Missed a devotion in this generosity series? Read them all here.
There is a concept among Native American tribes, originally from the Great Law of the Iroquois, that states all of our actions should be done with regard to our children seven generations into the future (roughly 140 years). By looking at the long-term consequences and gains of our actions, we can more easily and effectively make good decisions.
The same applies to our generosity.
LESSON #2: Give everything you can to better the lives of your children, grandchildren, and every generation to come.
Instead of merely thinking about how one donation might affect us tomorrow when we want to buy a fancy latte, or next week when we have to pay our mortgage, our thoughts should be focused on the legacy we can leave for future generations.
The same thought applied to the generous gift of Jesus Christ.
Mary's Song in Luke says:
My soul glorifies the Lord and my spirit rejoices in God my Savior, for he has been mindful of the humble state of his servant. From now on all generations will call me blessed, for the Mighty One has done great things for me—holy is his name. his mercy extends to those who fear him, from generation to generation. (Luke 1:46-50)
Jesus was not the Savior for just the generation of people who lived alongside Him.
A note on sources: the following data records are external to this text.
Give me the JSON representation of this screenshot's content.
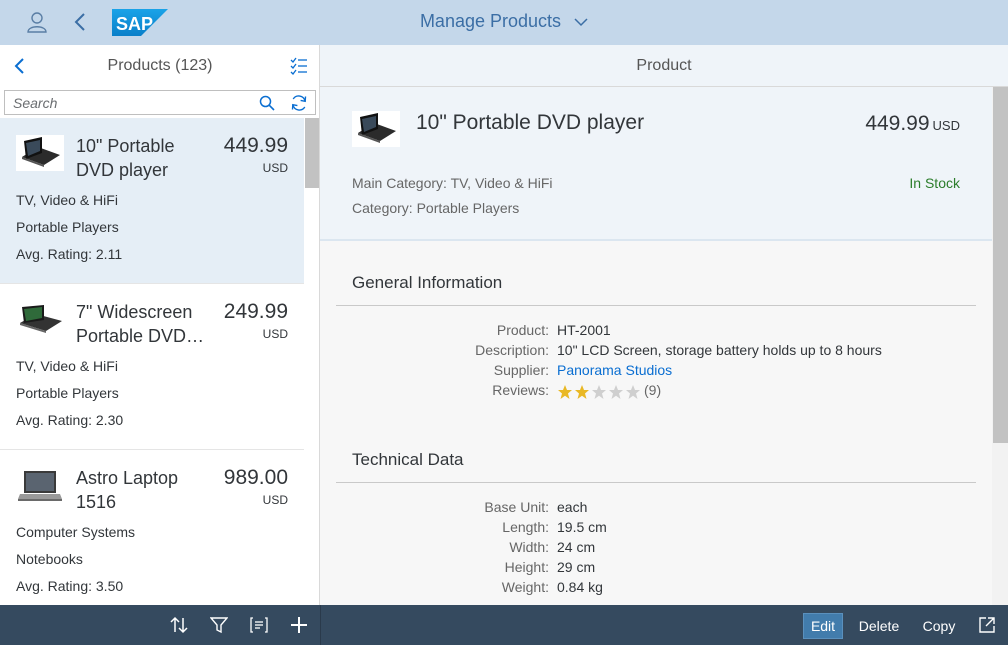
{
  "shell": {
    "logo_text": "SAP",
    "title": "Manage Products"
  },
  "master": {
    "title": "Products (123)",
    "search_placeholder": "Search",
    "items": [
      {
        "name": "10\" Portable DVD player",
        "price": "449.99",
        "currency": "USD",
        "category": "TV, Video & HiFi",
        "subcategory": "Portable Players",
        "rating": "Avg. Rating: 2.11",
        "selected": true
      },
      {
        "name": "7\" Widescreen Portable DVD…",
        "price": "249.99",
        "currency": "USD",
        "category": "TV, Video & HiFi",
        "subcategory": "Portable Players",
        "rating": "Avg. Rating: 2.30",
        "selected": false
      },
      {
        "name": "Astro Laptop 1516",
        "price": "989.00",
        "currency": "USD",
        "category": "Computer Systems",
        "subcategory": "Notebooks",
        "rating": "Avg. Rating: 3.50",
        "selected": false
      }
    ]
  },
  "detail": {
    "header_title": "Product",
    "object": {
      "title": "10\" Portable DVD player",
      "price": "449.99",
      "currency": "USD",
      "main_category": "Main Category: TV, Video & HiFi",
      "category": "Category: Portable Players",
      "status": "In Stock"
    },
    "general": {
      "title": "General Information",
      "product_label": "Product:",
      "product_value": "HT-2001",
      "description_label": "Description:",
      "description_value": "10\" LCD Screen, storage battery holds up to 8 hours",
      "supplier_label": "Supplier:",
      "supplier_value": "Panorama Studios",
      "reviews_label": "Reviews:",
      "reviews_count": "(9)",
      "rating_stars": 2,
      "rating_max": 5
    },
    "technical": {
      "title": "Technical Data",
      "base_unit_label": "Base Unit:",
      "base_unit_value": "each",
      "length_label": "Length:",
      "length_value": "19.5 cm",
      "width_label": "Width:",
      "width_value": "24 cm",
      "height_label": "Height:",
      "height_value": "29 cm",
      "weight_label": "Weight:",
      "weight_value": "0.84 kg"
    }
  },
  "footer": {
    "master_icons": [
      "sort-icon",
      "filter-icon",
      "group-icon",
      "add-icon"
    ],
    "edit_label": "Edit",
    "delete_label": "Delete",
    "copy_label": "Copy",
    "share_icon": "share-icon"
  },
  "colors": {
    "shell_bg": "#c4d7ea",
    "footer_bg": "#354a5f",
    "accent": "#0a6ed1",
    "status_success": "#2b7d2b",
    "star_filled": "#e9b825",
    "star_empty": "#cfcfcf"
  }
}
He died and rose again for every generation to come - way more than seven generations. The children being born today are part of the 100th generation still being saved because of the birth, death, and resurrection of our Savior more than 2,000 years ago.
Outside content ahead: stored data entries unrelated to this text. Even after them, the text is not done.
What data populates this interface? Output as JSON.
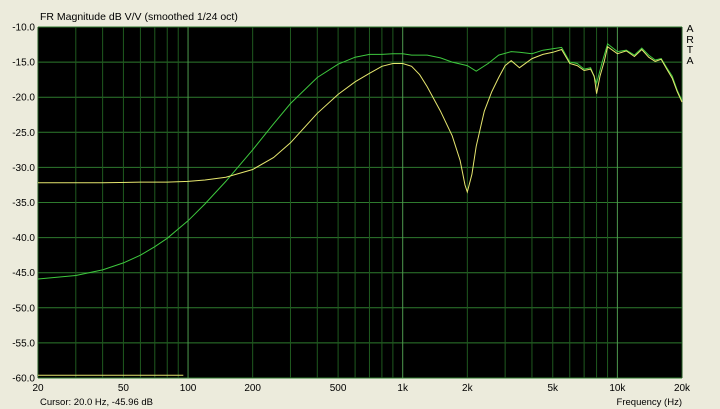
{
  "chart_data": {
    "type": "line",
    "title": "FR Magnitude dB V/V (smoothed 1/24 oct)",
    "xlabel": "Frequency (Hz)",
    "ylabel": "",
    "x_scale": "log",
    "xlim": [
      20,
      20000
    ],
    "ylim": [
      -60,
      -10
    ],
    "grid": true,
    "x_tick_labels": [
      {
        "value": 20,
        "label": "20"
      },
      {
        "value": 50,
        "label": "50"
      },
      {
        "value": 100,
        "label": "100"
      },
      {
        "value": 200,
        "label": "200"
      },
      {
        "value": 500,
        "label": "500"
      },
      {
        "value": 1000,
        "label": "1k"
      },
      {
        "value": 2000,
        "label": "2k"
      },
      {
        "value": 5000,
        "label": "5k"
      },
      {
        "value": 10000,
        "label": "10k"
      },
      {
        "value": 20000,
        "label": "20k"
      }
    ],
    "y_ticks": [
      -10,
      -15,
      -20,
      -25,
      -30,
      -35,
      -40,
      -45,
      -50,
      -55,
      -60
    ],
    "y_tick_labels": [
      "-10.0",
      "-15.0",
      "-20.0",
      "-25.0",
      "-30.0",
      "-35.0",
      "-40.0",
      "-45.0",
      "-50.0",
      "-55.0",
      "-60.0"
    ],
    "series": [
      {
        "color": "#3ec83e",
        "points": [
          [
            20,
            -45.9
          ],
          [
            30,
            -45.4
          ],
          [
            40,
            -44.6
          ],
          [
            50,
            -43.6
          ],
          [
            60,
            -42.5
          ],
          [
            70,
            -41.3
          ],
          [
            80,
            -40.1
          ],
          [
            100,
            -37.6
          ],
          [
            120,
            -35.2
          ],
          [
            150,
            -32.0
          ],
          [
            200,
            -27.5
          ],
          [
            250,
            -23.8
          ],
          [
            300,
            -20.9
          ],
          [
            400,
            -17.2
          ],
          [
            500,
            -15.3
          ],
          [
            600,
            -14.3
          ],
          [
            700,
            -13.9
          ],
          [
            800,
            -13.9
          ],
          [
            900,
            -13.8
          ],
          [
            1000,
            -13.8
          ],
          [
            1100,
            -14.0
          ],
          [
            1300,
            -14.0
          ],
          [
            1500,
            -14.4
          ],
          [
            1700,
            -15.0
          ],
          [
            2000,
            -15.5
          ],
          [
            2200,
            -16.3
          ],
          [
            2500,
            -15.2
          ],
          [
            2800,
            -14.0
          ],
          [
            3200,
            -13.5
          ],
          [
            3500,
            -13.6
          ],
          [
            4000,
            -13.8
          ],
          [
            4500,
            -13.3
          ],
          [
            5000,
            -13.1
          ],
          [
            5500,
            -12.9
          ],
          [
            6000,
            -15.0
          ],
          [
            6500,
            -15.2
          ],
          [
            7000,
            -16.0
          ],
          [
            7500,
            -15.8
          ],
          [
            8000,
            -18.0
          ],
          [
            8500,
            -15.0
          ],
          [
            9000,
            -12.4
          ],
          [
            10000,
            -13.5
          ],
          [
            11000,
            -13.3
          ],
          [
            12000,
            -14.0
          ],
          [
            13000,
            -13.0
          ],
          [
            14000,
            -14.0
          ],
          [
            15000,
            -14.7
          ],
          [
            16000,
            -14.5
          ],
          [
            17000,
            -15.8
          ],
          [
            18000,
            -17.0
          ],
          [
            19000,
            -19.0
          ],
          [
            20000,
            -20.5
          ]
        ]
      },
      {
        "color": "#e6e66e",
        "points": [
          [
            20,
            -32.2
          ],
          [
            40,
            -32.2
          ],
          [
            60,
            -32.1
          ],
          [
            80,
            -32.1
          ],
          [
            100,
            -32.0
          ],
          [
            120,
            -31.8
          ],
          [
            150,
            -31.4
          ],
          [
            200,
            -30.3
          ],
          [
            250,
            -28.6
          ],
          [
            300,
            -26.5
          ],
          [
            400,
            -22.3
          ],
          [
            500,
            -19.6
          ],
          [
            600,
            -17.8
          ],
          [
            700,
            -16.6
          ],
          [
            800,
            -15.6
          ],
          [
            900,
            -15.2
          ],
          [
            1000,
            -15.2
          ],
          [
            1100,
            -15.6
          ],
          [
            1200,
            -16.8
          ],
          [
            1300,
            -18.5
          ],
          [
            1500,
            -22.0
          ],
          [
            1700,
            -25.5
          ],
          [
            1850,
            -29.0
          ],
          [
            1950,
            -32.5
          ],
          [
            2000,
            -33.5
          ],
          [
            2100,
            -31.0
          ],
          [
            2200,
            -27.0
          ],
          [
            2400,
            -22.0
          ],
          [
            2600,
            -19.2
          ],
          [
            2800,
            -17.2
          ],
          [
            3000,
            -15.5
          ],
          [
            3200,
            -14.8
          ],
          [
            3500,
            -15.8
          ],
          [
            4000,
            -14.5
          ],
          [
            4500,
            -13.9
          ],
          [
            5000,
            -13.6
          ],
          [
            5500,
            -13.2
          ],
          [
            6000,
            -15.2
          ],
          [
            6500,
            -15.5
          ],
          [
            7000,
            -16.2
          ],
          [
            7500,
            -16.0
          ],
          [
            7800,
            -17.0
          ],
          [
            8000,
            -19.5
          ],
          [
            8300,
            -17.0
          ],
          [
            8700,
            -14.8
          ],
          [
            9000,
            -12.8
          ],
          [
            10000,
            -13.8
          ],
          [
            11000,
            -13.4
          ],
          [
            12000,
            -14.2
          ],
          [
            13000,
            -13.2
          ],
          [
            14000,
            -14.3
          ],
          [
            15000,
            -14.9
          ],
          [
            16000,
            -14.6
          ],
          [
            17000,
            -16.0
          ],
          [
            18000,
            -17.3
          ],
          [
            19000,
            -19.2
          ],
          [
            20000,
            -20.7
          ]
        ]
      },
      {
        "color": "#e6e66e",
        "points": [
          [
            20,
            -59.6
          ],
          [
            95,
            -59.6
          ]
        ]
      }
    ]
  },
  "frame": {
    "arta": [
      "A",
      "R",
      "T",
      "A"
    ],
    "cursor_text": "Cursor: 20.0 Hz, -45.96 dB"
  }
}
God sees more than today and tomorrow. He sees the whole picture from creation and the fall into sin through Jesus' triumphant return and all of eternity.
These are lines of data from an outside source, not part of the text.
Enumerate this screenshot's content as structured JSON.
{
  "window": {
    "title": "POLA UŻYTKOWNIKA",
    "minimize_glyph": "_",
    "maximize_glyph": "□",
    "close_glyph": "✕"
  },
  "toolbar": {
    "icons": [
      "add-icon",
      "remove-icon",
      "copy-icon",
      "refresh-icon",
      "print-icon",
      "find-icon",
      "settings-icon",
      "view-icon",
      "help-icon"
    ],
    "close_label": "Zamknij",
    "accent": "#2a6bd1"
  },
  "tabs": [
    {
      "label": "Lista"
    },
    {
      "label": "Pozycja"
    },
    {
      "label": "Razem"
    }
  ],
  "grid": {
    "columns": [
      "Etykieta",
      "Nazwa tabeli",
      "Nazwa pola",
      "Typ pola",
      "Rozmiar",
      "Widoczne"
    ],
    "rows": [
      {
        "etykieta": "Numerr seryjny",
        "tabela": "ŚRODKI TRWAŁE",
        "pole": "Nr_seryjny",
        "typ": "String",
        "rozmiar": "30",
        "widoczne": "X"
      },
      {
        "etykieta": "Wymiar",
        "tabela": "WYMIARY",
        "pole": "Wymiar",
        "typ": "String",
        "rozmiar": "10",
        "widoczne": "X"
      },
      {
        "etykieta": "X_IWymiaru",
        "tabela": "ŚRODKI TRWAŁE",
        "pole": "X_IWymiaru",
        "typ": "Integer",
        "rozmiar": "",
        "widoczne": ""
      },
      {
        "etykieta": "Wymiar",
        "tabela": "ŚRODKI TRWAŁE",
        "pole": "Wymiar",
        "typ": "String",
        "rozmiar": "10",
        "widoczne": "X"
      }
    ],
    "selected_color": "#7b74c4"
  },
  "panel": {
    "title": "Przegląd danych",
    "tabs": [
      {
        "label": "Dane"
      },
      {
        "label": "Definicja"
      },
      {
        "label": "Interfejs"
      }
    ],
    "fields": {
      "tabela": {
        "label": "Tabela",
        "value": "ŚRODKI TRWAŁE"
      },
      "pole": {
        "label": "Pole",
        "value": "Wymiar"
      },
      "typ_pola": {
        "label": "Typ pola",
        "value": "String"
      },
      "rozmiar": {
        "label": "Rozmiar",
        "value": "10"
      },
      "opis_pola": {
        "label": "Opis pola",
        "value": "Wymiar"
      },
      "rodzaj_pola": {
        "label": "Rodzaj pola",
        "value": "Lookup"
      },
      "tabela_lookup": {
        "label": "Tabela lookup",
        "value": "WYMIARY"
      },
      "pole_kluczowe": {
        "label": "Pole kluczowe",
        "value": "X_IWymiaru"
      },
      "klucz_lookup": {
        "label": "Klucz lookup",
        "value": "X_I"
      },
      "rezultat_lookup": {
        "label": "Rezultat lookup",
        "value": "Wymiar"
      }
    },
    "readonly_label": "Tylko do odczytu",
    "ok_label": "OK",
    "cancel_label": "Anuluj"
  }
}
We can't, and that makes it hard to think beyond this month's bills and next month's Christmas shopping. But, when we try to look at our generosity like God, in terms of generations and eternity, we can more easily give of ourselves to help those around us with our time, talents, and treasures.
I can give up that new pair of shoes this month to help a child learn about the love of Jesus.
I can skip Starbucks once a week to help counsel victims of abuse.
Jesus tells us to "store up for yourselves treasures in heaven... For where your treasure is, there your heart will be also" (Matthew 6:20-21). What better way to make sure our hearts are focused on our eternal life than to help this and future generations to find their way to Jesus.